Toda essa arquitetura desemboca numa pergunta elementar: o que transforma uma pessoa suspeita de transportar drogas em alguém que pode ser morto por uma força militar? Washington afirma possuir inteligência que vincula os alvos ao narcotráfico, mas parte decisiva das evidências e dos critérios utilizados para selecionar quem será atacado permanece secreta. A opacidade levou o próprio Escritório do Inspetor-Geral do Departamento de Defesa a abrir uma avaliação sobre o cumprimento, pelo SOUTHCOM, dos procedimentos estabelecidos para a seleção de alvos. A investigação não demonstra irregularidade. Mostra que a cadeia que antecede a decisão de matar tornou-se objeto de escrutínio dentro do próprio aparato militar.
Essa cadeia ganhou rosto em Burnley v. United States. O processo foi apresentado à Justiça federal norte-americana por familiares de Chad Joseph, de 26 anos, e Rishi Samaroo, de 41, cidadãos de Trinidad e Tobago mortos em um ataque dos Estados Unidos em 14 de outubro de 2025. A ação sustenta que os dois trabalhavam e pescavam na Venezuela e retornavam para seu país quando a embarcação em que estavam foi destruída. São alegações ainda submetidas ao Judiciário, não fatos judicialmente estabelecidos. Mas o caso recoloca no centro da guerra aquilo que a linguagem operacional tende a abstrair: pessoas cuja responsabilidade precisa ser demonstrada antes que uma categoria possa substituir suas identidades.
É aqui que aparece o limiar entre o investigável e o eliminável. No Estado de Direito, uma suspeita conduz à investigação, produção de prova, acusação, defesa e julgamento. No direito dos conflitos armados, um alvo militar legítimo pode, sob determinadas condições, ser atacado. Ao reivindicar a existência de um conflito armado contra organizações criminosas, Washington tensiona a fronteira entre esses dois regimes. Designar uma organização como terrorista não resolve, por si só, quando uma pessoa pode ser tratada como alvo militar. É nessa passagem entre inteligência, classificação e autorização da força que se concentra um poder extraordinário: decidir quem permanece sujeito à investigação e quem passa a poder ser eliminado.

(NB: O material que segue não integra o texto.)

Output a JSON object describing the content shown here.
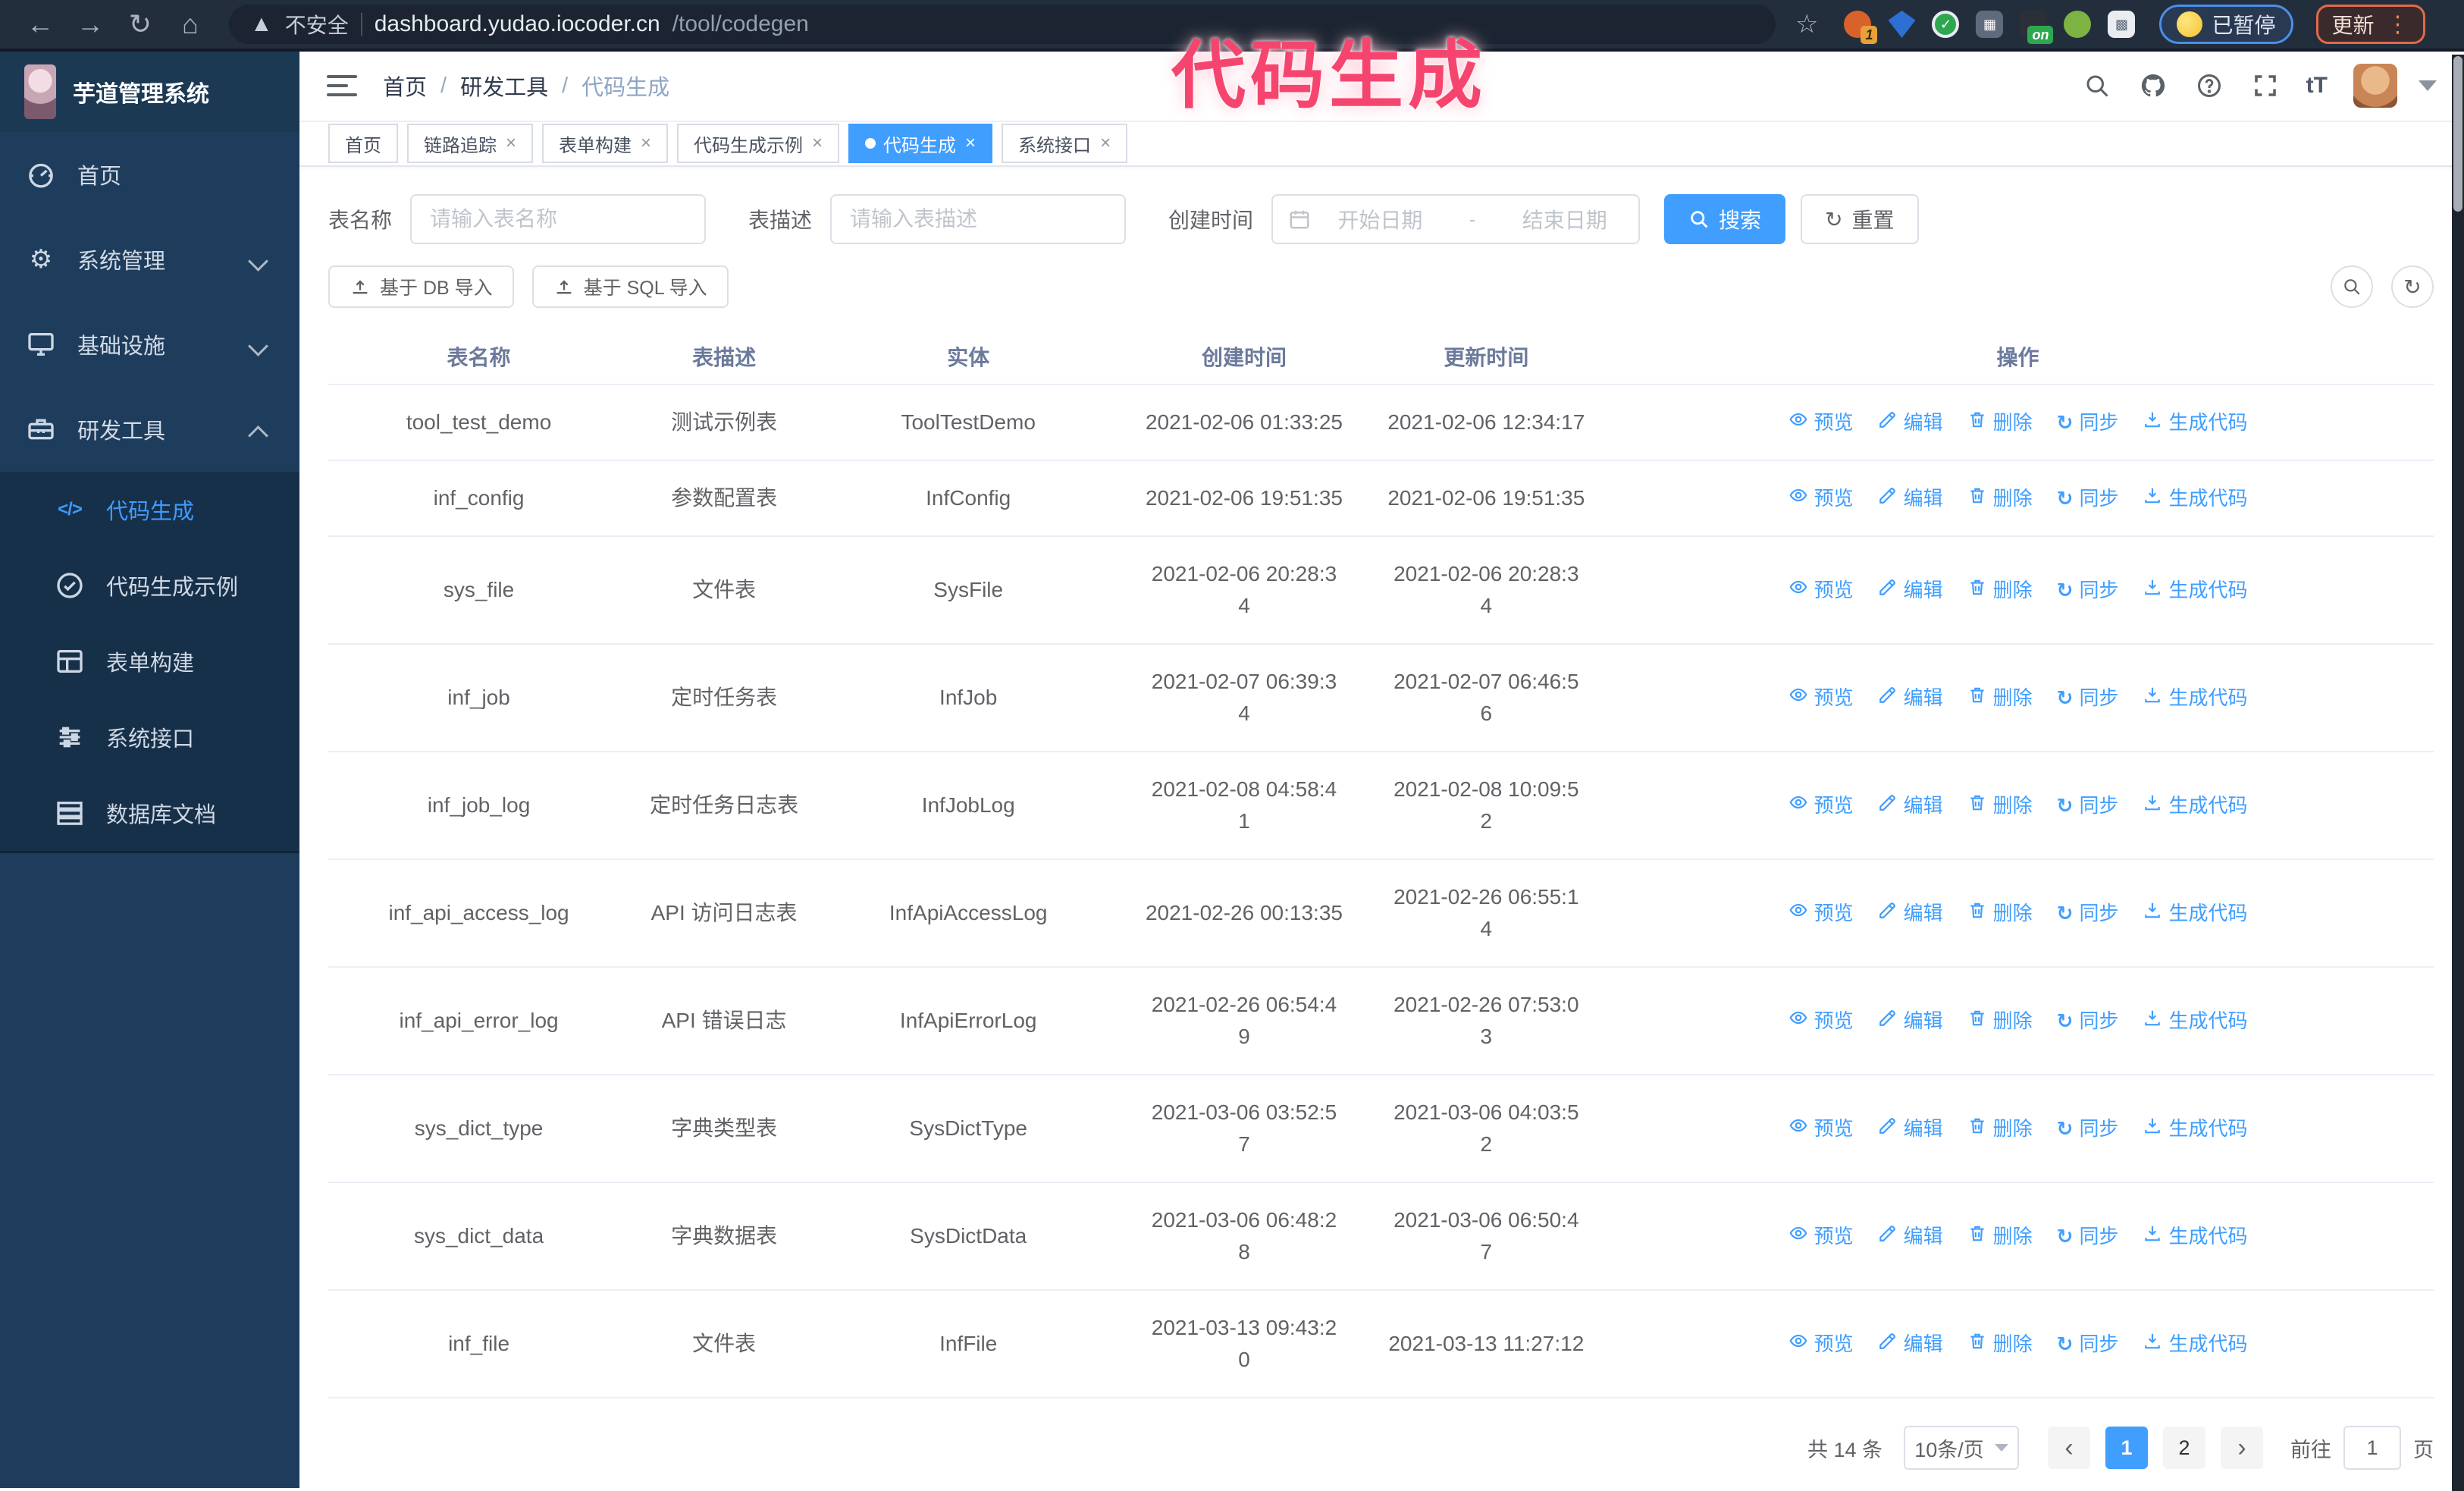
{
  "annotation": {
    "text": "代码生成",
    "color": "#f5456f"
  },
  "browser": {
    "nav_icons": [
      "back-icon",
      "forward-icon",
      "reload-icon",
      "home-icon"
    ],
    "security_label": "不安全",
    "url_host": "dashboard.yudao.iocoder.cn",
    "url_path": "/tool/codegen",
    "bookmark_icon": "star-icon",
    "extension_icons": [
      "orange-extension-icon",
      "blue-gem-extension-icon",
      "green-check-extension-icon",
      "grid-extension-icon",
      "on-badge-extension-icon",
      "green-robot-extension-icon",
      "puzzle-extensions-icon"
    ],
    "paused_label": "已暂停",
    "update_label": "更新"
  },
  "sidebar": {
    "logo_title": "芋道管理系统",
    "menu": [
      {
        "label": "首页",
        "icon": "dashboard",
        "arrow": ""
      },
      {
        "label": "系统管理",
        "icon": "gear",
        "arrow": "down"
      },
      {
        "label": "基础设施",
        "icon": "monitor",
        "arrow": "down"
      },
      {
        "label": "研发工具",
        "icon": "toolbox",
        "arrow": "up"
      }
    ],
    "submenu": [
      {
        "label": "代码生成",
        "icon": "code",
        "active": true
      },
      {
        "label": "代码生成示例",
        "icon": "example",
        "active": false
      },
      {
        "label": "表单构建",
        "icon": "form",
        "active": false
      },
      {
        "label": "系统接口",
        "icon": "api",
        "active": false
      },
      {
        "label": "数据库文档",
        "icon": "dbdoc",
        "active": false
      }
    ]
  },
  "header": {
    "breadcrumb": [
      "首页",
      "研发工具",
      "代码生成"
    ],
    "right_icons": [
      "search-icon",
      "github-icon",
      "help-icon",
      "fullscreen-icon",
      "font-size-icon",
      "avatar",
      "caret-down-icon"
    ]
  },
  "tabs": [
    {
      "label": "首页",
      "closable": false,
      "active": false
    },
    {
      "label": "链路追踪",
      "closable": true,
      "active": false
    },
    {
      "label": "表单构建",
      "closable": true,
      "active": false
    },
    {
      "label": "代码生成示例",
      "closable": true,
      "active": false
    },
    {
      "label": "代码生成",
      "closable": true,
      "active": true
    },
    {
      "label": "系统接口",
      "closable": true,
      "active": false
    }
  ],
  "filters": {
    "table_name_label": "表名称",
    "table_name_placeholder": "请输入表名称",
    "table_desc_label": "表描述",
    "table_desc_placeholder": "请输入表描述",
    "create_time_label": "创建时间",
    "date_start_placeholder": "开始日期",
    "date_separator": "-",
    "date_end_placeholder": "结束日期",
    "search_label": "搜索",
    "reset_label": "重置"
  },
  "toolbar": {
    "import_db_label": "基于 DB 导入",
    "import_sql_label": "基于 SQL 导入",
    "circle_icons": [
      "search-circle-icon",
      "refresh-circle-icon"
    ]
  },
  "table": {
    "columns": [
      "表名称",
      "表描述",
      "实体",
      "创建时间",
      "更新时间",
      "操作"
    ],
    "action_labels": [
      "预览",
      "编辑",
      "删除",
      "同步",
      "生成代码"
    ],
    "action_icons": [
      "eye",
      "pencil",
      "trash",
      "sync",
      "download"
    ],
    "rows": [
      {
        "name": "tool_test_demo",
        "desc": "测试示例表",
        "entity": "ToolTestDemo",
        "created": "2021-02-06 01:33:25",
        "updated": "2021-02-06 12:34:17"
      },
      {
        "name": "inf_config",
        "desc": "参数配置表",
        "entity": "InfConfig",
        "created": "2021-02-06 19:51:35",
        "updated": "2021-02-06 19:51:35"
      },
      {
        "name": "sys_file",
        "desc": "文件表",
        "entity": "SysFile",
        "created": "2021-02-06 20:28:3\n4",
        "updated": "2021-02-06 20:28:3\n4"
      },
      {
        "name": "inf_job",
        "desc": "定时任务表",
        "entity": "InfJob",
        "created": "2021-02-07 06:39:3\n4",
        "updated": "2021-02-07 06:46:5\n6"
      },
      {
        "name": "inf_job_log",
        "desc": "定时任务日志表",
        "entity": "InfJobLog",
        "created": "2021-02-08 04:58:4\n1",
        "updated": "2021-02-08 10:09:5\n2"
      },
      {
        "name": "inf_api_access_log",
        "desc": "API 访问日志表",
        "entity": "InfApiAccessLog",
        "created": "2021-02-26 00:13:35",
        "updated": "2021-02-26 06:55:1\n4"
      },
      {
        "name": "inf_api_error_log",
        "desc": "API 错误日志",
        "entity": "InfApiErrorLog",
        "created": "2021-02-26 06:54:4\n9",
        "updated": "2021-02-26 07:53:0\n3"
      },
      {
        "name": "sys_dict_type",
        "desc": "字典类型表",
        "entity": "SysDictType",
        "created": "2021-03-06 03:52:5\n7",
        "updated": "2021-03-06 04:03:5\n2"
      },
      {
        "name": "sys_dict_data",
        "desc": "字典数据表",
        "entity": "SysDictData",
        "created": "2021-03-06 06:48:2\n8",
        "updated": "2021-03-06 06:50:4\n7"
      },
      {
        "name": "inf_file",
        "desc": "文件表",
        "entity": "InfFile",
        "created": "2021-03-13 09:43:2\n0",
        "updated": "2021-03-13 11:27:12"
      }
    ]
  },
  "pagination": {
    "total_label": "共 14 条",
    "page_size_label": "10条/页",
    "pages": [
      "1",
      "2"
    ],
    "active_page": "1",
    "goto_label": "前往",
    "goto_value": "1",
    "page_suffix_label": "页"
  }
}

A novidade não está na assimetria histórica das relações entre Estados Unidos e América Latina, nem na longa trajetória de militarização da guerra às drogas. Está na integração contemporânea dos instrumentos. Classificação terrorista, inteligência, vigilância tecnológica, sanções, sistemas autônomos, cooperação regional e força militar passam a funcionar dentro de uma arquitetura capaz de observar, classificar e agir. O poder sobre o território começa, cada vez mais, pelo poder sobre a informação que o torna legível.
Para o Brasil, portanto, a questão não é prever uma invasão para reconhecer o problema. Soberania significa conservar a capacidade de produzir a própria inteligência, definir juridicamente a própria ameaça e decidir sob qual lei alguém será investigado, acusado, julgado e punido. Cooperação internacional pode fortalecer essa capacidade. Subordinar a outro Estado a definição do inimigo a enfraquece.
No século XXI, soberania não termina na fronteira. Quando uma potência concentra a capacidade de classificar ameaças, organizar inteligência sobre elas e admitir a força militar como resposta, a disputa deixa de ser apenas sobre segurança. Passa a ser sobre quem conserva o poder político de decidir quem é criminoso, quem é inimigo e quem pode morrer.